Dal 25 giugno 2015, la disciplina della modifica delle mansioni è stata rielaborata (art. 2103 cod. civ.; art. 3 D.Lgs. n. 81/2015) ed è stata superata anche la nozione di “equivalenza” delle mansioni, per cui il lavoratore può essere adibito ad altre mansioni purché riconducibili allo stesso livello e categoria legale di inquadramento delle ultime effettivamente svolte oppure corrispondenti all’inquadramento superiore che abbia successivamente acquisito.
L'art. 2103, come modificato dal D. Lgs. 81/2015, de c.c. prevede esplicitamente che: “In caso di modifica degli assetti organizzativi aziendali che incidono sulla posizione del lavoratore, lo stesso può essere assegnato a mansioni appartenenti al livello di inquadramento inferiore”.
Dunque si attribuisce un potere unilaterale di assegnare il lavoratore allo svolgimento di “mansioni appartenenti al livello di inquadramento inferiore purché rientranti nella medesima categoria legale”, al ricorrere di esigenze oggettive legate alla “modifica degli assetti organizzativi aziendali che incide sulla posizione del lavoratore” e in ogni caso, a condizione che “il mutamento di mansioni sia comunicato per iscritto, a pena di nullità” e che venga riconosciuto al lavoratore “il diritto alla conservazione del livello di inquadramento e del trattamento retributivo in godimento, fatta eccezione per gli elementi retributivi collegati a particolari modalità di svolgimento della precedente prestazione lavorativa”.
In caso di licenziamento per giustificato motivo oggettivo nell’ambito dell’organizzazione aziendale, il datore di lavoro ha l'obbligo di provare l’impossibilità di adibire il lavoratore da licenziare ad altre mansioni e affinché un licenziamento intimato per giustificato motivo oggettivo possa essere considerato legittimo è necessario che si dimostri un riassetto organizzativo dell’azienda e che questo sia effettivo e non pretestuoso, ovvero che non si tratti di un’operazione adottata con il solo fine di aggirare la normativa sui licenziamenti individuali.
Pertanto, nel caso in cui si debba ricorrere al repechage, le mansioni alle quali è necessario fare riferimento sono quelle appartenenti allo stesso livello e categoria legale di inquadramento del lavoratore (Trib.

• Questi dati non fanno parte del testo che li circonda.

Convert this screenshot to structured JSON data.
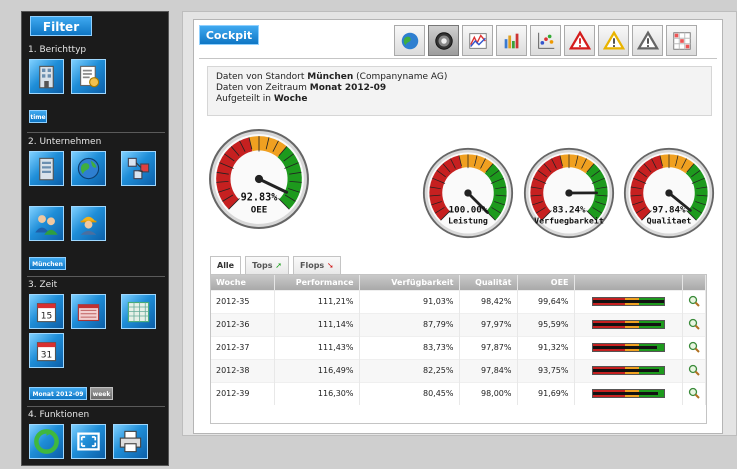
{
  "sidebar": {
    "title": "Filter",
    "sections": {
      "berichtstyp": "1. Berichttyp",
      "unternehmen": "2. Unternehmen",
      "zeit": "3. Zeit",
      "funktionen": "4. Funktionen"
    },
    "tags": {
      "time": "time",
      "muenchen": "München",
      "monat": "Monat 2012-09",
      "week": "week"
    },
    "icons": [
      "building-icon",
      "report-icon",
      "factory-icon",
      "globe-icon",
      "network-icon",
      "users-icon",
      "worker-icon",
      "calendar-15-icon",
      "calendar-month-icon",
      "calendar-year-icon",
      "calendar-31-icon",
      "refresh-icon",
      "fullscreen-icon",
      "printer-icon"
    ]
  },
  "main": {
    "title": "Cockpit",
    "toolbar": [
      "globe-icon",
      "gauge-icon",
      "line-chart-icon",
      "bar-chart-icon",
      "scatter-chart-icon",
      "warning-red-icon",
      "warning-yellow-icon",
      "warning-grey-icon",
      "grid-chart-icon"
    ],
    "info": {
      "line1_prefix": "Daten von Standort ",
      "line1_bold": "München",
      "line1_suffix": " (Companyname AG)",
      "line2_prefix": "Daten von Zeitraum ",
      "line2_bold": "Monat 2012-09",
      "line3_prefix": "Aufgeteilt in ",
      "line3_bold": "Woche"
    },
    "gauges": [
      {
        "value": "92.83%",
        "label": "OEE",
        "fraction": 0.9283
      },
      {
        "value": "100.00%",
        "label": "Leistung",
        "fraction": 1.0
      },
      {
        "value": "83.24%",
        "label": "Verfuegbarkeit",
        "fraction": 0.8324
      },
      {
        "value": "97.84%",
        "label": "Qualitaet",
        "fraction": 0.9784
      }
    ],
    "tabs": {
      "alle": "Alle",
      "tops": "Tops",
      "flops": "Flops"
    },
    "table": {
      "headers": [
        "Woche",
        "Performance",
        "Verfügbarkeit",
        "Qualität",
        "OEE",
        "",
        ""
      ],
      "rows": [
        {
          "woche": "2012-35",
          "performance": "111,21%",
          "verfuegbarkeit": "91,03%",
          "qualitaet": "98,42%",
          "oee": "99,64%",
          "level": 0.9964
        },
        {
          "woche": "2012-36",
          "performance": "111,14%",
          "verfuegbarkeit": "87,79%",
          "qualitaet": "97,97%",
          "oee": "95,59%",
          "level": 0.9559
        },
        {
          "woche": "2012-37",
          "performance": "111,43%",
          "verfuegbarkeit": "83,73%",
          "qualitaet": "97,87%",
          "oee": "91,32%",
          "level": 0.9132
        },
        {
          "woche": "2012-38",
          "performance": "116,49%",
          "verfuegbarkeit": "82,25%",
          "qualitaet": "97,84%",
          "oee": "93,75%",
          "level": 0.9375
        },
        {
          "woche": "2012-39",
          "performance": "116,30%",
          "verfuegbarkeit": "80,45%",
          "qualitaet": "98,00%",
          "oee": "91,69%",
          "level": 0.9169
        }
      ]
    }
  },
  "colors": {
    "accent": "#1a86d6",
    "red": "#c62020",
    "orange": "#f0a020",
    "green": "#1d9a1d"
  }
}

Milano 16/12/2016), in mancanza, occorre verificare se esistono mansioni appartenenti a livelli inferiori per le quali il lavoratore abbia competenza professionale e che siano compatibili con l'assetto organizzativo aziendale.
L'obbligo di repechage opera anche quando l'esigenza oggettiva del recesso deriva da una causa derivante da problematiche afferenti al lavoratore ad esempio per inidoneità fisica permanente (art. 42, D. Lgs. 81/2008). Va evidenziato comunque che l'attribuzione di mansioni inferiori al soggetto divenuto fisicamente inidoneo alla mansione, comporta in ogni caso la conservazione del trattamento economico corrispondente alle mansioni di provenienza, anche se le mansioni sono inferiori di più di un livello di inquadramento.
L'ampliamento determinato dalla modifica dell'art. 2103 c.c. del potere datoriale e dello ius variandi, determina un parallelo ampliamento del repechage, e cioè un onere aggiuntivo per il datore di lavoro che voglia procedere ad effettuare un licenziamento per giustificato motivo oggettivo.
In caso di licenziamento però per i lavoratori assunti fino al 07/03/2015, la prevalente giurisprudenza esclude la tutela reintegratoria in favore di quella meramente indennitaria, sul presupposto che il repechage non attiene al "fatto posto a fondamento del licenziamento" (Trib. Milano 20/11/2012; Trib. Torino 05/04/2016; Trib. Genova 14/12/2013; Trib Varese 04/09/2013; Trib. Roma 08/08/2013).